Sur le coup, elle était évidemment radieuse et me murmurait des mots d'amour. Je pleurais et elle, croyait que c'était de bonheur. Je l'ai vue s'éloigner et m'oublier ; avec l'émotivité irrépressible qui caractérise désormais ma jeunesse, et à laquelle je n'arrive pas à me faire, j'ai failli tout abandonner. C'est dur, une séparation à vingt ans.
J'en ai seize maintenant. Ma raison se corrompt, mon sérieux se dissipe. J'ai vécu cultivé, aimant tous les arts ou presque. Aujourd'hui, devant un tableau recherché, il m'arrive d'entendre une moquerie bête sortir de ma bouche et, pire, de la ressentir. Je suis désormais gagné par la perplexité devant les plus belles oeuvres de la littérature. Ce que j'aimais de la vie s'efface devant des goûts simples, immédiats, et des amusements futiles dont je ne peux pas me passer. Plus frêle chaque année, les centimètres perdus ne se comptent déjà plus sur les doigts des deux mains, et ma voix nasillarde d'adolescent m'insupporte à chaque instant. J'ai eu si honte d'aller m'installer chez mes parents ; pourtant, n'ayant plus la maturité nécessaire, je ne peux pas faire autrement.
Chaque jour je perds un peu plus la conscience de ma tâche. Tout n'est pas encore en place pour ma vie, mais j'ai bon espoir de terminer. Sinon, je serai frappé de Contradiction. Mais, incontinent, plus ça va moins j'y pense sérieusement.

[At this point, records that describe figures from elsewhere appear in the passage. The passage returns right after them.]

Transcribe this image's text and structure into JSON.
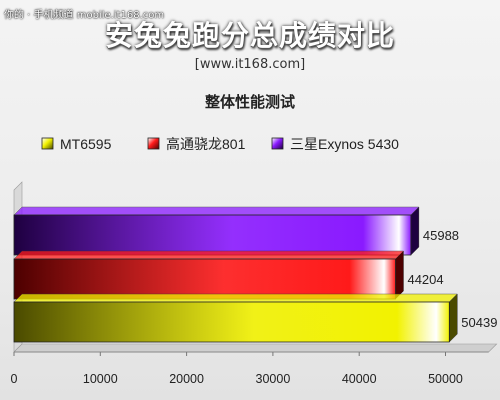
{
  "header": {
    "watermark": "你的 · 手机频道 mobile.it168.com",
    "title": "安兔兔跑分总成绩对比",
    "site": "[www.it168.com]",
    "subtitle": "整体性能测试"
  },
  "chart_data": {
    "type": "bar",
    "orientation": "horizontal",
    "title": "安兔兔跑分总成绩对比",
    "subtitle": "整体性能测试",
    "xlim": [
      0,
      55000
    ],
    "xticks": [
      0,
      10000,
      20000,
      30000,
      40000,
      50000
    ],
    "grid": false,
    "legend_position": "top",
    "series": [
      {
        "name": "MT6595",
        "value": 50439,
        "color": "#f2f200",
        "dark": "#4a4a00"
      },
      {
        "name": "高通骁龙801",
        "value": 44204,
        "color": "#ff1a1a",
        "dark": "#4c0000"
      },
      {
        "name": "三星Exynos 5430",
        "value": 45988,
        "color": "#8a1aff",
        "dark": "#1e0040"
      }
    ]
  }
}
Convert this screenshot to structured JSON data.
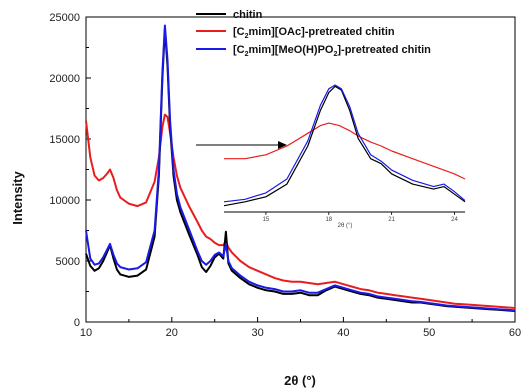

J'étais un homme posé, respecté pour sa sagesse (il n'était pas dur pour moi de prodiguer de bons conseils) et son tempérament raisonnable. Je joue, cours, m'énerve et ris, suis soumis à mes désirs. Je suis si ridicule.
Celui que, fier, j'ai aimé être, je meurs petit à petit dans l'incurie de l'enfance.
Ce texte, le premier que j'ai trouvé en arrivant chez moi après ma mort, m'a accompagné depuis, et souvent aidé. Mon crayon s'apprête à en effacer les lignes une à une, par la fin.